Chemotherapy Overused at End of Life, Study Finds
Many cancer patients with ailments unresponsive to chemotherapy are receiving the treatment near the end of their life anyway, a study of Massachusetts cancer patients has found. The New York Times reports that researchers examined state death certificates and Medicare billing records and determined that about one third of the 7,919 patients studied received chemotherapy in the "last six months of their lives." The research supports the view that oncologists are prescribing chemotherapy for "too many cancer patients" at the "terminal stages of the disease." Dr. Ezekiel Emanuel, chair of the department of clinical bioethics at the NIH and the senior author of the report, said the "strongly suggests overuse of chemotherapy at the end of life." He added that additional studies are needed to confirm the finding nationally and that such research could help "develop guidelines on when chemotherapy should be stopped in terminal cases." Currently, there are no guidelines for "appropriate" use of chemotherapy in end of life cases. Emanuel also called for studies on how managed care and fee-for-service practices "influenced" the use and timing of chemotherapy.
The Massachusetts study was one of several findings presented at a meeting of the American Society of Clinical Oncology. Other findings are noted below.
- Researchers at Brown University found that married women with malignant brain cancers are eight times more likely to "undergo separation or divorce" than men with the same condition.
- The "common notion" that depression and fatigue are linked to chemotherapy was downplayed in a study by researchers from the University of Rochester Cancer Center. The researchers found that Paxil could relieve depression, but not fatigue. Researchers concluded that fatigue is "more related" to the cancer and treatment rather than depression.
- Researchers at the Mayo Clinic in Rochester, Minn., found that dronabinol, a marketed derivative of marijuana, was less effective than the "standard treatment" of megestrol in stimulating appetite in cancer patients.

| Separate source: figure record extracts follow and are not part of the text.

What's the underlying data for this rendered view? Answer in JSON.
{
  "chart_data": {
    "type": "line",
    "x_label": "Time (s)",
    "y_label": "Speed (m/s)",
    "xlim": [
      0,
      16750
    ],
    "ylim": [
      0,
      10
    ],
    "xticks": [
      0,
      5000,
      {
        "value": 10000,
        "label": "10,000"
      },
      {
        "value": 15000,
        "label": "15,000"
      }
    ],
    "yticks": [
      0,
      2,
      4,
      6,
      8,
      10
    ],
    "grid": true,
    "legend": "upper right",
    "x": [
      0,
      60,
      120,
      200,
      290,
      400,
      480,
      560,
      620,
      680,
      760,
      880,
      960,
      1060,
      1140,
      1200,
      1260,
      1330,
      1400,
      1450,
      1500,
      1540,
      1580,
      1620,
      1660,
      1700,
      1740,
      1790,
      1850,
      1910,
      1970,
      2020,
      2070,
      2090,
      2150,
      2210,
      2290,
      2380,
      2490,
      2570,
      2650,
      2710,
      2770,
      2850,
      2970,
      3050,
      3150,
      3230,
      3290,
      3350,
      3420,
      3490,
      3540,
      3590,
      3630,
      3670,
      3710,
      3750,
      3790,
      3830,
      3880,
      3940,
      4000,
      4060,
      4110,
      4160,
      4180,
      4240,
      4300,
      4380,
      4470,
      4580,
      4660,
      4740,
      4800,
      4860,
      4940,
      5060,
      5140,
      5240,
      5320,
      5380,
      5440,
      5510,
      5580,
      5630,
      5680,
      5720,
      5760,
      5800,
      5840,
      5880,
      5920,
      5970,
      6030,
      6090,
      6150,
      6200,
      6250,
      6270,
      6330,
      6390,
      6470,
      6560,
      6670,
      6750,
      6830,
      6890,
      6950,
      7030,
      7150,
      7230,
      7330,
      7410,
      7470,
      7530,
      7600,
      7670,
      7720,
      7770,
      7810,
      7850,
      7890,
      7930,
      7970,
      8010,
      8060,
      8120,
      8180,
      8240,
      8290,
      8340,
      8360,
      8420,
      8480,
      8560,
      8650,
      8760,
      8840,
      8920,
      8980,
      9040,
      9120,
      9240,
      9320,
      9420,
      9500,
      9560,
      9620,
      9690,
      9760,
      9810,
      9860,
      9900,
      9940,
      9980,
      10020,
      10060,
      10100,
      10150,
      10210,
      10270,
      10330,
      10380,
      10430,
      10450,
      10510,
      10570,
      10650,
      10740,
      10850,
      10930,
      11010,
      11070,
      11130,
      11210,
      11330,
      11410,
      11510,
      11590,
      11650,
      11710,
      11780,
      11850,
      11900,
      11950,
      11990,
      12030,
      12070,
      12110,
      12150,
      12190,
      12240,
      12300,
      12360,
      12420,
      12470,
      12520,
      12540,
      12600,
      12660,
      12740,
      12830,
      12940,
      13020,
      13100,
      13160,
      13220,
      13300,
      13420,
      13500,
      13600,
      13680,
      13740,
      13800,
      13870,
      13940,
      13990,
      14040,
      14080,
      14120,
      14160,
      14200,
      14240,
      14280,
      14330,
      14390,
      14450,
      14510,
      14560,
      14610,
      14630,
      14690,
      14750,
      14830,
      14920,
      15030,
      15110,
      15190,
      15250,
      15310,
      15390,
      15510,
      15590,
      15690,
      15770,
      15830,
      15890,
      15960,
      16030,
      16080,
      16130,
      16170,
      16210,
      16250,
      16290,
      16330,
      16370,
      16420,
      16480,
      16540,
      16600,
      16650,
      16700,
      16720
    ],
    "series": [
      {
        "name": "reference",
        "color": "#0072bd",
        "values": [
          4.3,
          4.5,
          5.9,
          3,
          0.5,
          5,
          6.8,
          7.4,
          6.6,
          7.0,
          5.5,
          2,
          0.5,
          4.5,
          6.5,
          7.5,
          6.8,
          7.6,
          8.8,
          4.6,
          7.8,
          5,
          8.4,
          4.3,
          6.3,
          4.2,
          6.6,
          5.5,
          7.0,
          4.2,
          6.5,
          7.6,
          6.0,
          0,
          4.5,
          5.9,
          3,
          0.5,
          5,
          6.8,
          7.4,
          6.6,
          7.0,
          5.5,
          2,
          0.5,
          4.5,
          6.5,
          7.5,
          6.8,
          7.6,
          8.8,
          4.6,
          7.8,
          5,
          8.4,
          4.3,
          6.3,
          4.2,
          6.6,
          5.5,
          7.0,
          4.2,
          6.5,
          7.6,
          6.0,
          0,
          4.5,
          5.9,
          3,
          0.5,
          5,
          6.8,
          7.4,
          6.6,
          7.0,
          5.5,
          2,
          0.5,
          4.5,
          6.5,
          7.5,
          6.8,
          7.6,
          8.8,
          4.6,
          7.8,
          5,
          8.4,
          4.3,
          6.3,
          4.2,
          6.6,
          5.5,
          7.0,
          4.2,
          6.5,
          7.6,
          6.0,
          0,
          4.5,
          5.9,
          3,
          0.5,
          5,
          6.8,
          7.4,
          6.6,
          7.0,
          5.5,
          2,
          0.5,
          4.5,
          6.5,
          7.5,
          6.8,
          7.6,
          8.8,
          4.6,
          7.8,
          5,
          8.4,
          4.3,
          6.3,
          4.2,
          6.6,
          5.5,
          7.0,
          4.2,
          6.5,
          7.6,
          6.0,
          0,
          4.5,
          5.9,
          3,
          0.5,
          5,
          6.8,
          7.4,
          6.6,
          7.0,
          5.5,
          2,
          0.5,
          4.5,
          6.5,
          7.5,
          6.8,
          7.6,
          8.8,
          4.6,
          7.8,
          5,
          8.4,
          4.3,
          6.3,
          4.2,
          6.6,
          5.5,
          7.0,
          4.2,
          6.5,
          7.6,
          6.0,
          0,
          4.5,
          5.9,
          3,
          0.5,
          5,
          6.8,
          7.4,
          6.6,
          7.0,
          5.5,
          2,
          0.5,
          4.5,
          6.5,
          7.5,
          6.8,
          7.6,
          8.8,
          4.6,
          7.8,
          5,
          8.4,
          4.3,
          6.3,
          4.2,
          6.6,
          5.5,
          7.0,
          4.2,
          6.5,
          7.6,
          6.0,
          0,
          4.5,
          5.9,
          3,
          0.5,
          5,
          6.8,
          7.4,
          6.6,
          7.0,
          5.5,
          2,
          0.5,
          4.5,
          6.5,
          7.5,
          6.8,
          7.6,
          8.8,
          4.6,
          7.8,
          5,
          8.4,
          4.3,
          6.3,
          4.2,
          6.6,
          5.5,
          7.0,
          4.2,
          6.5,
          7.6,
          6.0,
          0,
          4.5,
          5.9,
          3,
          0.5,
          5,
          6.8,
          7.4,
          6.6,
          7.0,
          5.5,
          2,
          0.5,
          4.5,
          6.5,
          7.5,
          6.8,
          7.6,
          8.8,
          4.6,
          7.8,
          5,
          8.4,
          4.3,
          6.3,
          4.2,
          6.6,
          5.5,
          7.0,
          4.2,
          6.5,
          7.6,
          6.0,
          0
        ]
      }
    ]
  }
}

In the study, 73% of patients on megestrol reported appetite improvement, compared to 47% of those taking dronabinol.
- For patients with cancer of the esophagus, a combination of chemotherapy and radiation can "spare removal of the voice box," a Johns Hopkins researcher found. Researchers at the Medical Research Council in London found that short doses of chemotherapy before surgery extended the life of these patients.
- A study of the experimental drug cetuximab found the treatment to be more effective than standard drugs for patients with colon cancer. Of the 121 patients who received the drug along with chemotherapy, colon cancers shrank about 50% or more in 23% of the patients.